Anche le imminenti elezioni regionali, coeve e coassiali dell’appuntamento referendario, s’inseriscono nel solco della tradizione trasformistica italiana, vedi la transumanza preelettorale di alcuni candidati tra le formazioni in pista. Anche in questo caso, sono per lo più ignote le ragioni dei cambi di maglia o, meglio, sono fin troppo note. Di sicuro, nessun salto della quaglia è dipeso da un travaglio personale (!) o da una profonda analisi dei programmi, delle proposte sul tavolo. I programmi, per altro, quando ci sono, provocano un insopportabile fastidio, come le zanzare sulla veranda. Meglio tenersene alla larga e pensare solo ai voti da rincorrere. Tanto, i programmi sono come le voci del menù al ristorante, il piatto da ordinare verrà reso noto solo quando ci si sistemerà a tavola. Non è saggio precorrere i tempi.
Purtroppo, il nostro trasformismo viene da lontano e ha contribuito a segnare, in peggio, la storia, politica e civile, del Belpaese. Tutto nasce dal processo che sfocia nell’Unità nazionale (1861), processo - per usare l’espressione del politico e filologo appulo-napoletano Ruggiero Bonghi (1826-1895), ministro dell’Istruzione Pubblica e deputato di Lucera - giunto al traguardo attraverso lo schema della «piramide rovesciata»: anziché essere il terminale di un movimento partito dal basso, la fase decisionale, pre-unitaria e post-unitaria, si è rivelata l’atto iniziale di un’operazione scattata dall’alto, con il compito aggiuntivo di forgiare uno spirito nazionale. Un obiettivo sostanzialmente fallito per la difficoltà, tra l’altro, di conciliare gli opposti interessi di Nord e Sud. Risultato: il Mezzogiorno si ritrova subito subalterno (anche per colpa dei suoi rappresentanti distratti) agli interessi del Settentrione, vedi la sconsiderata politica protezionistica (1887) che uccide nella culla la nascente industria agroalimentare del Sud. Corollario: la parte più arretrata del Paese assiste alla sottomissione della sua pubblica amministrazione ai disegni del ceto politico, un fenomeno che passerà alla storia come la ministerializzazione dei collegi elettorali meridionali. E quando politica, amministrazione, economia si mischiano e si confondono a oltranza, non c’è vaccino che tenga: il virus del trasformismo diventa più penetrante e irresistibile del Covid 19. Morale: la politica evolve in una continua quadriglia, in cui è sempre più complicato seguire i nomi e le mosse dei protagonisti.
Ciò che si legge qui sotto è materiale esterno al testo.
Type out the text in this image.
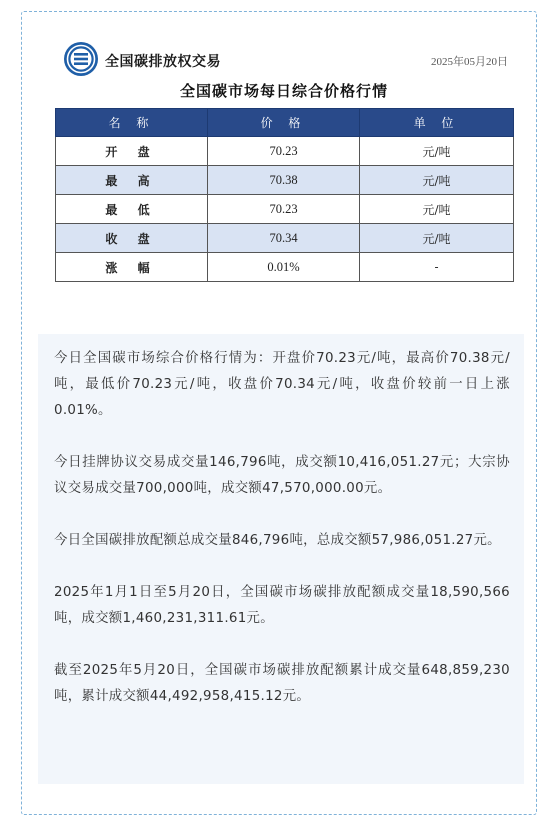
全国碳排放权交易	2025年05月20日
全国碳市场每日综合价格行情
名 称	价 格	单 位
开 盘	70.23	元/吨
最 高	70.38	元/吨
最 低	70.23	元/吨
收 盘	70.34	元/吨
涨 幅	0.01%	-

今日全国碳市场综合价格行情为：开盘价70.23元/吨，最高价70.38元/吨，最低价70.23元/吨，收盘价70.34元/吨，收盘价较前一日上涨0.01%。

今日挂牌协议交易成交量146,796吨，成交额10,416,051.27元；大宗协议交易成交量700,000吨，成交额47,570,000.00元。

今日全国碳排放配额总成交量846,796吨，总成交额57,986,051.27元。

2025年1月1日至5月20日，全国碳市场碳排放配额成交量18,590,566吨，成交额1,460,231,311.61元。

截至2025年5月20日，全国碳市场碳排放配额累计成交量648,859,230吨，累计成交额44,492,958,415.12元。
Intendiamoci. Anche il Nord non è immune dal morbo del trasformismo, anzi. Ma, colà, il contagio trasformistico fa meno danni, disponendo l’Alta Italia di un sistema industriale assai più solido e resistente.
Un tempo le scuole di partito, oltre a formare un personale politico di elevato livello, servivano anche a limitare le navette gattopardesche tra uno schieramento e un altro. Ma le scuole di partito sono sparite da tempo, e le conseguenze si vedono: forze politiche sempre più scollate, liste elettorali sempre più raccogliticce, squadre in campo sempre più povere di giocatori eccelsi.
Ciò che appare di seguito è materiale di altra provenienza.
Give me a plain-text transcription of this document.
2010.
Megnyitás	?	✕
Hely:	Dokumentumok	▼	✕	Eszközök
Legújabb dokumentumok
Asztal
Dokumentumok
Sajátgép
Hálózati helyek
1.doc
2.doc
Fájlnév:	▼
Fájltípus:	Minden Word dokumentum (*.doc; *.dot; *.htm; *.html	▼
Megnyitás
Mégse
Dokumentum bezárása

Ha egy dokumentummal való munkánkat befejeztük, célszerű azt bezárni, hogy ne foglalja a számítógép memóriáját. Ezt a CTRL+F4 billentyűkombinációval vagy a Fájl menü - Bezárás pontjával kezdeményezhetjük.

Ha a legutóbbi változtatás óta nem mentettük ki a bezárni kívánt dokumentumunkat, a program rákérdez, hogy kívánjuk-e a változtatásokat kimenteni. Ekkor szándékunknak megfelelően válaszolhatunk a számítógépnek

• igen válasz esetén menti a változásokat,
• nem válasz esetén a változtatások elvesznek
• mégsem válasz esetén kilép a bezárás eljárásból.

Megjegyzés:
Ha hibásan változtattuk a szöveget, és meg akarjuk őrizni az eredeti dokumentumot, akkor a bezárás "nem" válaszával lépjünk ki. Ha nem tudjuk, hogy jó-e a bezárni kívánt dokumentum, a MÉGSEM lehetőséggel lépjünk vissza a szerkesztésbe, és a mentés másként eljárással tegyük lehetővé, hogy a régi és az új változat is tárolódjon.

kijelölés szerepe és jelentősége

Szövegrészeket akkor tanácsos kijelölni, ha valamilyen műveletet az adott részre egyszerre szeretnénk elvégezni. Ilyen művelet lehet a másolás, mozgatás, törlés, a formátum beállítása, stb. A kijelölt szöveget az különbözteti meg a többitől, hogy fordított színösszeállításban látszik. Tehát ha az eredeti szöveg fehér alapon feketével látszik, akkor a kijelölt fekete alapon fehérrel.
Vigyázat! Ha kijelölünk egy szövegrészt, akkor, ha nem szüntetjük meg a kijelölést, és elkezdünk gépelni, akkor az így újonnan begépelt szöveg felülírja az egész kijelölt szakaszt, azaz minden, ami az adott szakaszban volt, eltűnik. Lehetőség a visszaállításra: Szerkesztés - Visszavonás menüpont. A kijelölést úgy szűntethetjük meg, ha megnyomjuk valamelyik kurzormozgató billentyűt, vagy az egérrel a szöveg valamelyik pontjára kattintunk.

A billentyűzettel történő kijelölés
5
Il che non costituisce un’annotazione ottimistica, specie per il Sud, per un motivo semplice semplice: quando la partita politica si riduce esclusivamente a scontro tra interessi, senza alcun collante ideale superiore, il pronostico è scritto già in partenza, ossia vince il più forte, com’è naturale che avvenga.
Servirebbe una svolta, un intervento di discontinuità, soprattutto nella selezione della classe dirigente meridionale, in maniera tale da immunizzarla dalla patologia trasformistica. Ma, per svariate ragioni, questo auspicio, soprattutto oggi, costituisce una pia illusione.